Study: Pleural Mesothelioma Treatment Effective with Peritoneal Disease
August 31, 2021
The University of Texas MD Anderson Cancer Center has taken an immunotherapy treatment recently approved by the U.S. Food and Drug Administration for pleural mesothelioma and demonstrated similar effectiveness for patients with vastly different peritoneal disease.
In the absence of available clinical trials, doctors in MD Anderson’s Gastrointestinal Medical Oncology department utilized off-label usage of the drug combination to produce surprisingly impressive results for unresectable peritoneal mesothelioma.
Jama Network Open published the findings in its August issue.
“The efficacy seems comparable,” wrote lead author and heralded oncologist Dr. Kanwal Raghav, associate professor at the University of Texas MD Anderson Cancer Center. “We observed encouraging clinical activity.”
Raghav was not available to provide additional insight to The Mesothelioma Center at Asbestos.com.
Fewer Treatment Options for Peritoneal Patients
The FDA approved the combination only for pleural mesothelioma in 2020. It was the first new systemic drug approval for mesothelioma in 16 years. Peritoneal mesothelioma was not part of the studies that led to approval.
“There is a critical unmet need for treatment for patients with this rare disease,” the authors wrote. “Given the lack of prospective data, we aimed to define the clinical efficacy of ICIs in patients with MPeM [malignant peritoneal mesothelioma].”
An estimated 1,000 people are diagnosed annually in the U.S. with peritoneal mesothelioma, a cancer that develops within the thin layer of tissue lining the abdomen and often spreads throughout the abdominal cavity.
By comparison, pleural mesothelioma is a thoracic disease that starts in the lining around the lungs. It is diagnosed in approximately 3,000 patients annually within the U.S.
Both types of mesothelioma are caused typically by exposure to asbestos. Neither has a definitive cure.
Study Numbers Show Efficacy
The groundbreaking study involved 29 patients, although nine of those received only one of the two immunotherapy drugs. The study results did not differentiate between the two groups.
Numbers involving all 29 included:
- Median overall survival of 19.1 months
- Disease control rate of 65%
- One-year median survival rate of 68%
- Progression-free survival of 5.5 months
- Progression-free survival of 14% at one year
Authors noted there was little difference in disease control when comparing those who received both drugs and those who received only one. There also was little difference between those who had undergone previous chemotherapy treatment and those who had not.
The immunotherapy treatment also was well tolerated, with only one of the 29 patients stopping because of toxic side effects.
Researchers Say Larger Clinical Trials Needed
Although the median survival and progression-free survival using this treatment were comparable between the two types of mesothelioma, the authors cautioned patients from drawing too much from the data because of the differences in disease.
There is a “critical need for dedicated trials and larger cohorts,” study authors wrote.

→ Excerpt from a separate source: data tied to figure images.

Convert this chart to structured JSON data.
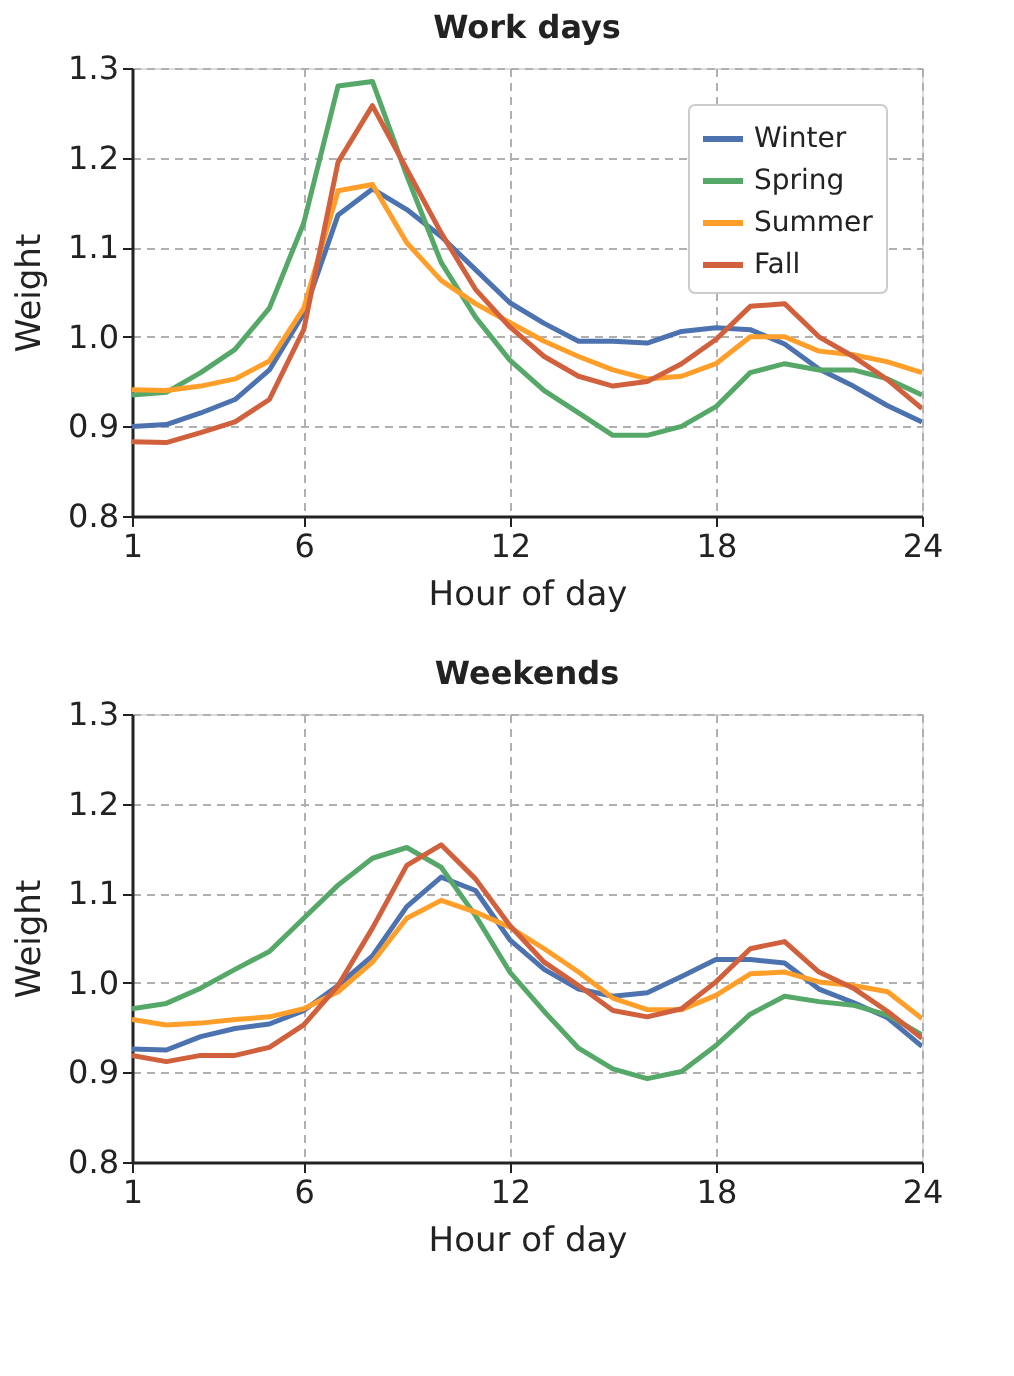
{
  "chart_data": [
    {
      "type": "line",
      "title": "Work days",
      "xlabel": "Hour of day",
      "ylabel": "Weight",
      "x": [
        1,
        2,
        3,
        4,
        5,
        6,
        7,
        8,
        9,
        10,
        11,
        12,
        13,
        14,
        15,
        16,
        17,
        18,
        19,
        20,
        21,
        22,
        23,
        24
      ],
      "xlim": [
        1,
        24
      ],
      "xticks": [
        1,
        6,
        12,
        18,
        24
      ],
      "ylim": [
        0.8,
        1.3
      ],
      "yticks": [
        0.8,
        0.9,
        {
          "value": 1.0,
          "label": "1.0"
        },
        1.1,
        1.2,
        1.3
      ],
      "grid": true,
      "legend": "top right",
      "series": [
        {
          "name": "Winter",
          "color": "#4c72b0",
          "values": [
            0.9,
            0.902,
            0.915,
            0.93,
            0.963,
            1.026,
            1.136,
            1.165,
            1.142,
            1.112,
            1.075,
            1.038,
            1.015,
            0.995,
            0.995,
            0.993,
            1.006,
            1.01,
            1.008,
            0.992,
            0.964,
            0.945,
            0.923,
            0.905
          ]
        },
        {
          "name": "Spring",
          "color": "#55a868",
          "values": [
            0.935,
            0.938,
            0.96,
            0.986,
            1.032,
            1.127,
            1.28,
            1.285,
            1.18,
            1.083,
            1.022,
            0.974,
            0.94,
            0.915,
            0.89,
            0.89,
            0.9,
            0.922,
            0.96,
            0.97,
            0.963,
            0.963,
            0.953,
            0.935
          ]
        },
        {
          "name": "Summer",
          "color": "#ff9f29",
          "values": [
            0.941,
            0.94,
            0.945,
            0.953,
            0.973,
            1.032,
            1.163,
            1.17,
            1.105,
            1.063,
            1.037,
            1.016,
            0.995,
            0.978,
            0.963,
            0.953,
            0.956,
            0.97,
            1.0,
            1.0,
            0.984,
            0.98,
            0.972,
            0.96
          ]
        },
        {
          "name": "Fall",
          "color": "#d1603d",
          "values": [
            0.883,
            0.882,
            0.893,
            0.905,
            0.93,
            1.008,
            1.195,
            1.258,
            1.187,
            1.116,
            1.053,
            1.011,
            0.978,
            0.956,
            0.945,
            0.95,
            0.97,
            0.997,
            1.034,
            1.037,
            1.0,
            0.978,
            0.952,
            0.92
          ]
        }
      ]
    },
    {
      "type": "line",
      "title": "Weekends",
      "xlabel": "Hour of day",
      "ylabel": "Weight",
      "x": [
        1,
        2,
        3,
        4,
        5,
        6,
        7,
        8,
        9,
        10,
        11,
        12,
        13,
        14,
        15,
        16,
        17,
        18,
        19,
        20,
        21,
        22,
        23,
        24
      ],
      "xlim": [
        1,
        24
      ],
      "xticks": [
        1,
        6,
        12,
        18,
        24
      ],
      "ylim": [
        0.8,
        1.3
      ],
      "yticks": [
        0.8,
        0.9,
        {
          "value": 1.0,
          "label": "1.0"
        },
        1.1,
        1.2,
        1.3
      ],
      "grid": true,
      "series": [
        {
          "color": "#4c72b0",
          "values": [
            0.926,
            0.925,
            0.94,
            0.949,
            0.954,
            0.969,
            0.997,
            1.03,
            1.085,
            1.118,
            1.103,
            1.048,
            1.015,
            0.993,
            0.985,
            0.989,
            1.007,
            1.026,
            1.026,
            1.022,
            0.993,
            0.978,
            0.961,
            0.929
          ]
        },
        {
          "color": "#55a868",
          "values": [
            0.971,
            0.977,
            0.994,
            1.015,
            1.035,
            1.072,
            1.109,
            1.139,
            1.151,
            1.129,
            1.075,
            1.012,
            0.968,
            0.927,
            0.904,
            0.893,
            0.901,
            0.93,
            0.965,
            0.985,
            0.979,
            0.975,
            0.964,
            0.942
          ]
        },
        {
          "color": "#ff9f29",
          "values": [
            0.959,
            0.953,
            0.955,
            0.959,
            0.962,
            0.971,
            0.99,
            1.023,
            1.072,
            1.092,
            1.079,
            1.062,
            1.038,
            1.012,
            0.983,
            0.97,
            0.97,
            0.986,
            1.01,
            1.012,
            1.001,
            0.997,
            0.99,
            0.96
          ]
        },
        {
          "color": "#d1603d",
          "values": [
            0.919,
            0.912,
            0.919,
            0.919,
            0.928,
            0.953,
            0.997,
            1.061,
            1.131,
            1.154,
            1.116,
            1.064,
            1.023,
            0.997,
            0.969,
            0.962,
            0.971,
            1.001,
            1.038,
            1.046,
            1.012,
            0.994,
            0.968,
            0.938
          ]
        }
      ]
    }
  ]
}
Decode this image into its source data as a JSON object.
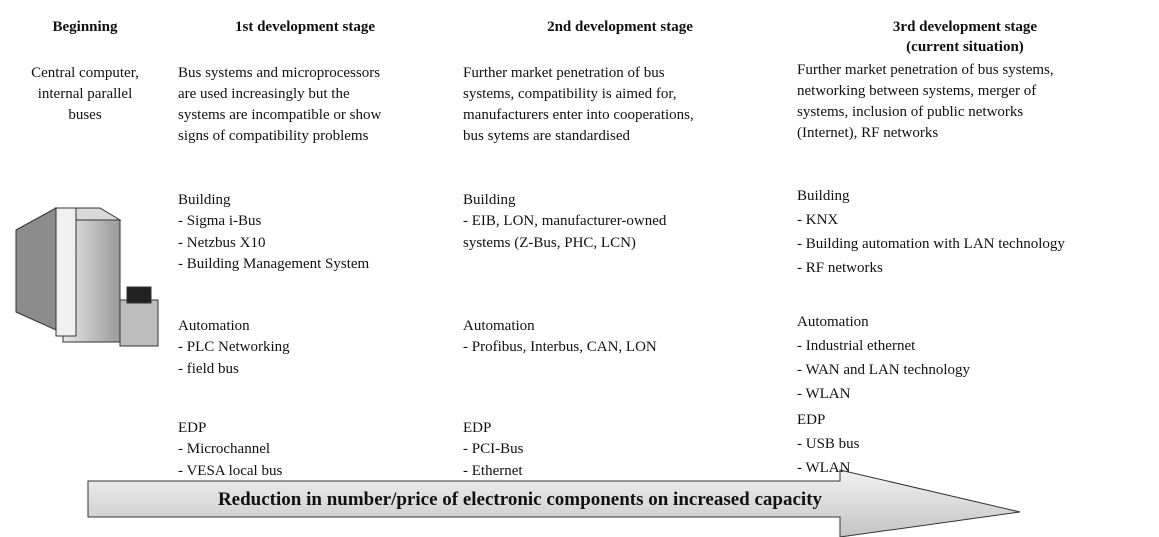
{
  "columns": [
    {
      "header": [
        "Beginning"
      ],
      "description": [
        "Central computer,",
        "internal parallel",
        "buses"
      ],
      "groups": []
    },
    {
      "header": [
        "1st development stage"
      ],
      "description": [
        "Bus systems and microprocessors",
        "are used increasingly but the",
        "systems are incompatible or show",
        "signs of compatibility problems"
      ],
      "groups": [
        {
          "title": "Building",
          "items": [
            "- Sigma i-Bus",
            "- Netzbus X10",
            "- Building Management System"
          ]
        },
        {
          "title": "Automation",
          "items": [
            "- PLC Networking",
            "- field bus"
          ]
        },
        {
          "title": "EDP",
          "items": [
            "- Microchannel",
            "- VESA local bus"
          ]
        }
      ]
    },
    {
      "header": [
        "2nd development stage"
      ],
      "description": [
        "Further market penetration of bus",
        "systems, compatibility is aimed for,",
        "manufacturers enter into cooperations,",
        "bus sytems are standardised"
      ],
      "groups": [
        {
          "title": "Building",
          "items": [
            "- EIB, LON, manufacturer-owned",
            "systems (Z-Bus, PHC, LCN)"
          ]
        },
        {
          "title": "Automation",
          "items": [
            "- Profibus, Interbus, CAN, LON"
          ]
        },
        {
          "title": "EDP",
          "items": [
            "- PCI-Bus",
            "- Ethernet"
          ]
        }
      ]
    },
    {
      "header": [
        "3rd development stage",
        "(current situation)"
      ],
      "description": [
        "Further market penetration of bus systems,",
        "networking between systems, merger of",
        "systems, inclusion of public networks",
        "(Internet), RF networks"
      ],
      "groups": [
        {
          "title": "Building",
          "items": [
            "- KNX",
            "- Building automation with LAN technology",
            "- RF networks"
          ]
        },
        {
          "title": "Automation",
          "items": [
            "- Industrial ethernet",
            "- WAN and LAN technology",
            "- WLAN"
          ]
        },
        {
          "title": "EDP",
          "items": [
            "- USB bus",
            "- WLAN"
          ]
        }
      ]
    }
  ],
  "arrow_label": "Reduction in number/price of electronic components on increased capacity"
}
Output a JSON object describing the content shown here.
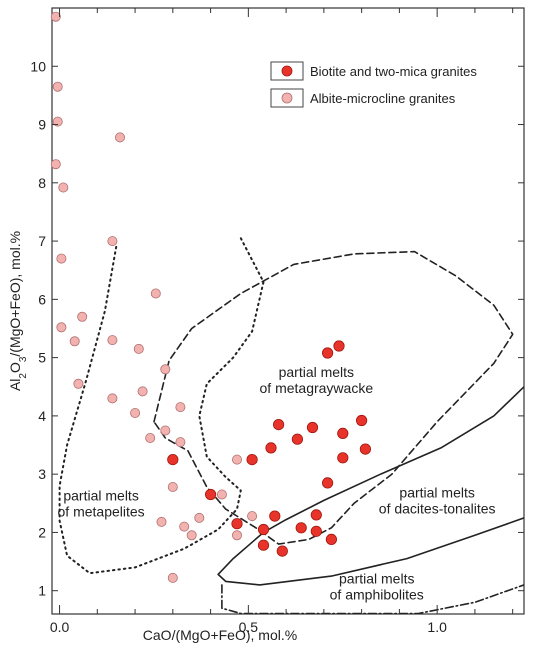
{
  "chart_data": {
    "type": "scatter",
    "xlabel": "CaO/(MgO+FeO), mol.%",
    "ylabel_parts": [
      "Al",
      "2",
      "O",
      "3",
      "/(MgO+FeO), mol.%"
    ],
    "xlim": [
      -0.02,
      1.23
    ],
    "ylim": [
      0.6,
      11.0
    ],
    "x_ticks": [
      {
        "value": 0.0,
        "label": "0.0"
      },
      {
        "value": 0.5,
        "label": "0.5"
      },
      {
        "value": 1.0,
        "label": "1.0"
      }
    ],
    "y_ticks": [
      {
        "value": 1,
        "label": "1"
      },
      {
        "value": 2,
        "label": "2"
      },
      {
        "value": 3,
        "label": "3"
      },
      {
        "value": 4,
        "label": "4"
      },
      {
        "value": 5,
        "label": "5"
      },
      {
        "value": 6,
        "label": "6"
      },
      {
        "value": 7,
        "label": "7"
      },
      {
        "value": 8,
        "label": "8"
      },
      {
        "value": 9,
        "label": "9"
      },
      {
        "value": 10,
        "label": "10"
      }
    ],
    "x_minor_step": 0.1,
    "legend_position": "top-right",
    "series": [
      {
        "name": "Biotite and two-mica granites",
        "color": "#e8332a",
        "stroke": "#a01810",
        "points": [
          {
            "x": 0.3,
            "y": 3.25
          },
          {
            "x": 0.4,
            "y": 2.65
          },
          {
            "x": 0.47,
            "y": 2.15
          },
          {
            "x": 0.51,
            "y": 3.25
          },
          {
            "x": 0.56,
            "y": 3.45
          },
          {
            "x": 0.58,
            "y": 3.85
          },
          {
            "x": 0.63,
            "y": 3.6
          },
          {
            "x": 0.67,
            "y": 3.8
          },
          {
            "x": 0.71,
            "y": 5.08
          },
          {
            "x": 0.74,
            "y": 5.2
          },
          {
            "x": 0.75,
            "y": 3.7
          },
          {
            "x": 0.8,
            "y": 3.92
          },
          {
            "x": 0.81,
            "y": 3.43
          },
          {
            "x": 0.75,
            "y": 3.28
          },
          {
            "x": 0.71,
            "y": 2.85
          },
          {
            "x": 0.57,
            "y": 2.28
          },
          {
            "x": 0.54,
            "y": 2.05
          },
          {
            "x": 0.64,
            "y": 2.08
          },
          {
            "x": 0.68,
            "y": 2.3
          },
          {
            "x": 0.68,
            "y": 2.02
          },
          {
            "x": 0.72,
            "y": 1.88
          },
          {
            "x": 0.54,
            "y": 1.78
          },
          {
            "x": 0.59,
            "y": 1.68
          }
        ]
      },
      {
        "name": "Albite-microcline granites",
        "color": "#f2b2b0",
        "stroke": "#b07070",
        "points": [
          {
            "x": -0.01,
            "y": 10.85
          },
          {
            "x": -0.005,
            "y": 9.65
          },
          {
            "x": -0.005,
            "y": 9.05
          },
          {
            "x": -0.01,
            "y": 8.32
          },
          {
            "x": 0.01,
            "y": 7.92
          },
          {
            "x": 0.16,
            "y": 8.78
          },
          {
            "x": 0.005,
            "y": 6.7
          },
          {
            "x": 0.14,
            "y": 7.0
          },
          {
            "x": 0.255,
            "y": 6.1
          },
          {
            "x": 0.005,
            "y": 5.52
          },
          {
            "x": 0.06,
            "y": 5.7
          },
          {
            "x": 0.04,
            "y": 5.28
          },
          {
            "x": 0.14,
            "y": 5.3
          },
          {
            "x": 0.21,
            "y": 5.15
          },
          {
            "x": 0.05,
            "y": 4.55
          },
          {
            "x": 0.14,
            "y": 4.3
          },
          {
            "x": 0.22,
            "y": 4.42
          },
          {
            "x": 0.28,
            "y": 4.8
          },
          {
            "x": 0.2,
            "y": 4.05
          },
          {
            "x": 0.32,
            "y": 4.15
          },
          {
            "x": 0.24,
            "y": 3.62
          },
          {
            "x": 0.28,
            "y": 3.75
          },
          {
            "x": 0.32,
            "y": 3.55
          },
          {
            "x": 0.47,
            "y": 3.25
          },
          {
            "x": 0.3,
            "y": 2.78
          },
          {
            "x": 0.43,
            "y": 2.65
          },
          {
            "x": 0.37,
            "y": 2.25
          },
          {
            "x": 0.27,
            "y": 2.18
          },
          {
            "x": 0.33,
            "y": 2.1
          },
          {
            "x": 0.35,
            "y": 1.95
          },
          {
            "x": 0.47,
            "y": 1.95
          },
          {
            "x": 0.51,
            "y": 2.28
          },
          {
            "x": 0.3,
            "y": 1.22
          }
        ]
      }
    ],
    "regions": [
      {
        "name": "metapelites",
        "style": "dotted",
        "closed": false,
        "label": [
          "partial melts",
          "of metapelites"
        ],
        "label_anchor": {
          "x": 0.11,
          "y": 2.55
        },
        "points": [
          [
            0.15,
            6.9
          ],
          [
            0.12,
            5.8
          ],
          [
            0.07,
            4.6
          ],
          [
            0.02,
            3.5
          ],
          [
            0.0,
            2.8
          ],
          [
            0.0,
            2.2
          ],
          [
            0.02,
            1.6
          ],
          [
            0.08,
            1.3
          ],
          [
            0.2,
            1.4
          ],
          [
            0.33,
            1.72
          ],
          [
            0.42,
            2.05
          ],
          [
            0.47,
            2.4
          ],
          [
            0.48,
            2.72
          ],
          [
            0.44,
            2.95
          ],
          [
            0.39,
            3.3
          ],
          [
            0.37,
            4.0
          ],
          [
            0.39,
            4.55
          ],
          [
            0.46,
            5.0
          ],
          [
            0.51,
            5.45
          ],
          [
            0.54,
            6.3
          ],
          [
            0.48,
            7.05
          ]
        ]
      },
      {
        "name": "metagraywacke",
        "style": "dashed",
        "closed": true,
        "label": [
          "partial melts",
          "of metagraywacke"
        ],
        "label_anchor": {
          "x": 0.68,
          "y": 4.67
        },
        "points": [
          [
            0.25,
            3.9
          ],
          [
            0.29,
            4.95
          ],
          [
            0.35,
            5.5
          ],
          [
            0.48,
            6.1
          ],
          [
            0.62,
            6.6
          ],
          [
            0.78,
            6.78
          ],
          [
            0.94,
            6.82
          ],
          [
            1.05,
            6.4
          ],
          [
            1.15,
            5.9
          ],
          [
            1.2,
            5.4
          ],
          [
            1.15,
            4.9
          ],
          [
            1.0,
            3.9
          ],
          [
            0.88,
            3.0
          ],
          [
            0.78,
            2.5
          ],
          [
            0.72,
            2.08
          ],
          [
            0.66,
            1.88
          ],
          [
            0.58,
            1.8
          ],
          [
            0.52,
            2.08
          ],
          [
            0.44,
            2.4
          ],
          [
            0.39,
            2.78
          ],
          [
            0.34,
            3.4
          ],
          [
            0.28,
            3.62
          ]
        ]
      },
      {
        "name": "dacites-tonalites",
        "style": "solid",
        "closed": false,
        "label": [
          "partial melts",
          "of dacites-tonalites"
        ],
        "label_anchor": {
          "x": 1.0,
          "y": 2.6
        },
        "points": [
          [
            1.23,
            4.5
          ],
          [
            1.15,
            4.0
          ],
          [
            1.01,
            3.45
          ],
          [
            0.85,
            3.0
          ],
          [
            0.7,
            2.55
          ],
          [
            0.6,
            2.22
          ],
          [
            0.54,
            2.0
          ],
          [
            0.46,
            1.55
          ],
          [
            0.42,
            1.28
          ],
          [
            0.44,
            1.16
          ],
          [
            0.53,
            1.1
          ],
          [
            0.72,
            1.25
          ],
          [
            0.92,
            1.55
          ],
          [
            1.1,
            1.95
          ],
          [
            1.23,
            2.25
          ]
        ]
      },
      {
        "name": "amphibolites",
        "style": "dashdot",
        "closed": false,
        "label": [
          "partial melts",
          "of amphibolites"
        ],
        "label_anchor": {
          "x": 0.84,
          "y": 1.12
        },
        "points": [
          [
            0.43,
            1.1
          ],
          [
            0.43,
            0.7
          ],
          [
            0.48,
            0.45
          ],
          [
            0.55,
            0.38
          ],
          [
            0.75,
            0.38
          ],
          [
            0.95,
            0.55
          ],
          [
            1.1,
            0.8
          ],
          [
            1.23,
            1.1
          ]
        ]
      }
    ]
  }
}
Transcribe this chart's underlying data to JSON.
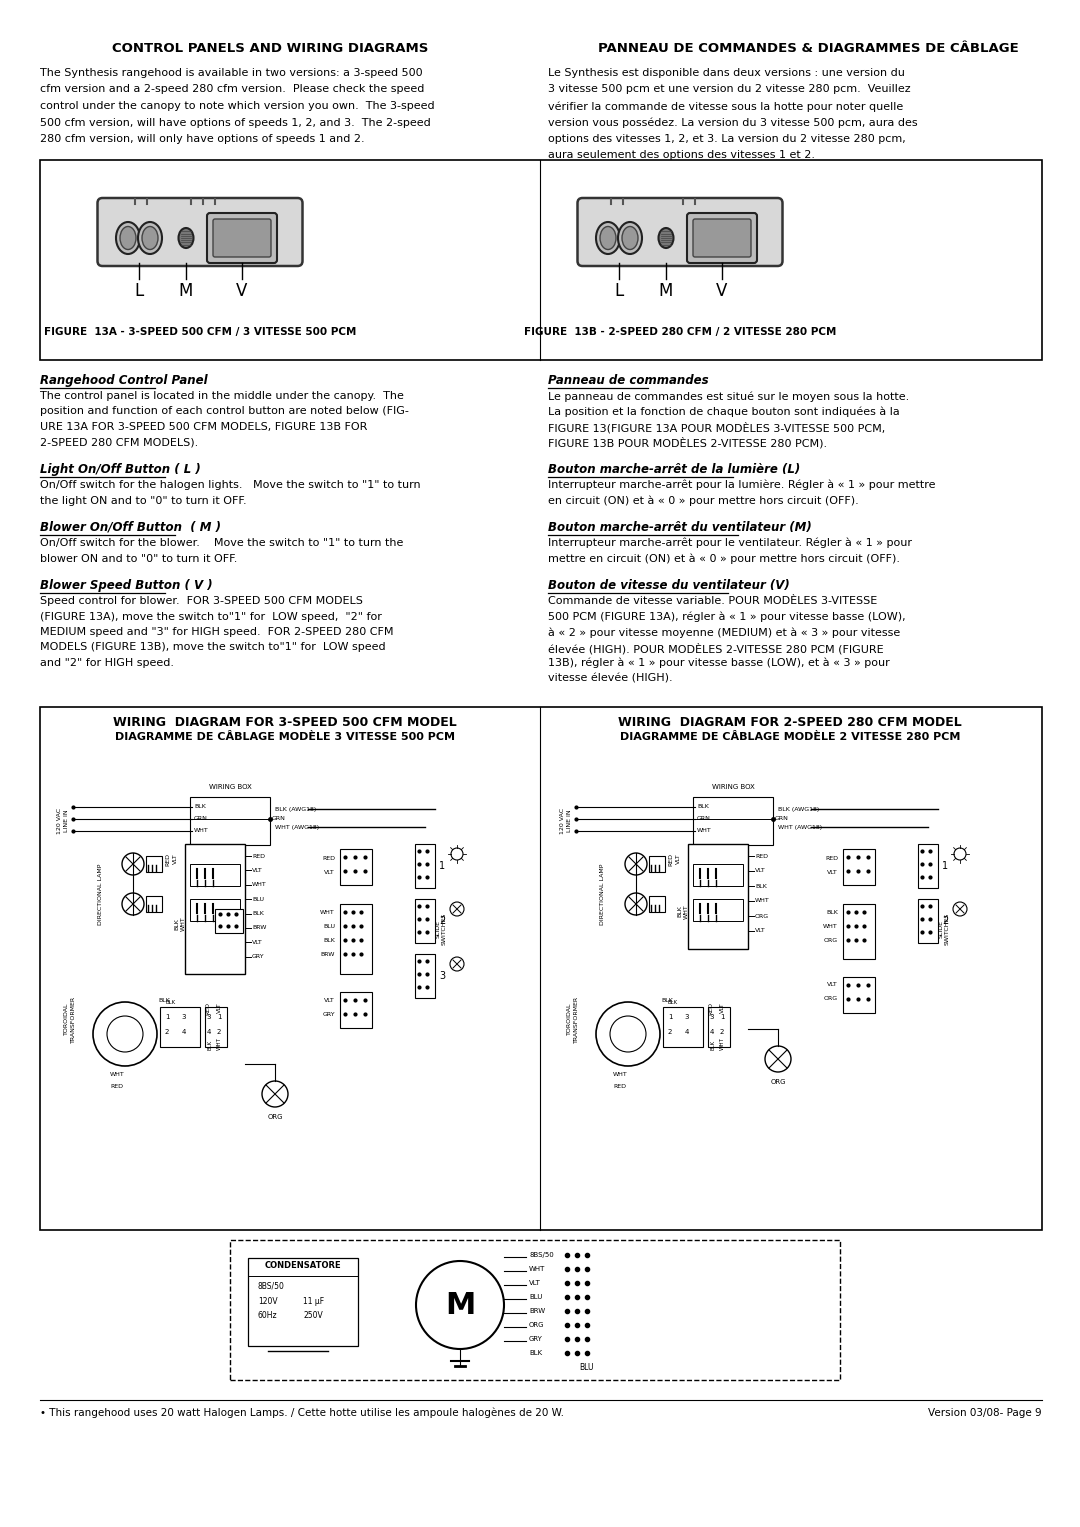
{
  "page_bg": "#ffffff",
  "title_left": "CONTROL PANELS AND WIRING DIAGRAMS",
  "title_right": "PANNEAU DE COMMANDES & DIAGRAMMES DE CÂBLAGE",
  "intro_left": "The Synthesis rangehood is available in two versions: a 3-speed 500\ncfm version and a 2-speed 280 cfm version.  Please check the speed\ncontrol under the canopy to note which version you own.  The 3-speed\n500 cfm version, will have options of speeds 1, 2, and 3.  The 2-speed\n280 cfm version, will only have options of speeds 1 and 2.",
  "intro_right": "Le Synthesis est disponible dans deux versions : une version du\n3 vitesse 500 pcm et une version du 2 vitesse 280 pcm.  Veuillez\nvérifier la commande de vitesse sous la hotte pour noter quelle\nversion vous possédez. La version du 3 vitesse 500 pcm, aura des\noptions des vitesses 1, 2, et 3. La version du 2 vitesse 280 pcm,\naura seulement des options des vitesses 1 et 2.",
  "fig13a_label": "FIGURE  13A - 3-SPEED 500 CFM / 3 VITESSE 500 PCM",
  "fig13b_label": "FIGURE  13B - 2-SPEED 280 CFM / 2 VITESSE 280 PCM",
  "wiring_left_title1": "WIRING  DIAGRAM FOR 3-SPEED 500 CFM MODEL",
  "wiring_left_title2": "DIAGRAMME DE CÂBLAGE MODÈLE 3 VITESSE 500 PCM",
  "wiring_right_title1": "WIRING  DIAGRAM FOR 2-SPEED 280 CFM MODEL",
  "wiring_right_title2": "DIAGRAMME DE CÂBLAGE MODÈLE 2 VITESSE 280 PCM",
  "footer_left": "• This rangehood uses 20 watt Halogen Lamps. / Cette hotte utilise les ampoule halogènes de 20 W.",
  "footer_right": "Version 03/08- Page 9"
}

Although there is no FDA-approved treatment for unresectable peritoneal mesothelioma beyond chemotherapy, there are other immunotherapies also being studied that show even more impressive results.
In a peritoneal mesothelioma clinical trial also led by Raghav, 20 patients with the disease received the combination of Tecentriq and Avastin, known generically as atezolizumab and bevacizumab, also classified as immune checkpoint inhibitors.
Researchers recorded a median progression-free survival of 17.6 months, a one-year progression-free survival of 61% and a one-year survival rate of 85%. They have not yet reached a median survival.
“We report the first real-world evidence regarding clinical outcomes for a cohort of patients with advanced MPeM receiving ICIs,” the MD Anderson study authors wrote. “Our results provide much-needed data supporting the role of ICIs in patients with this rare disease, who cannot participate in clinical trials and otherwise have no or limited treatment options.”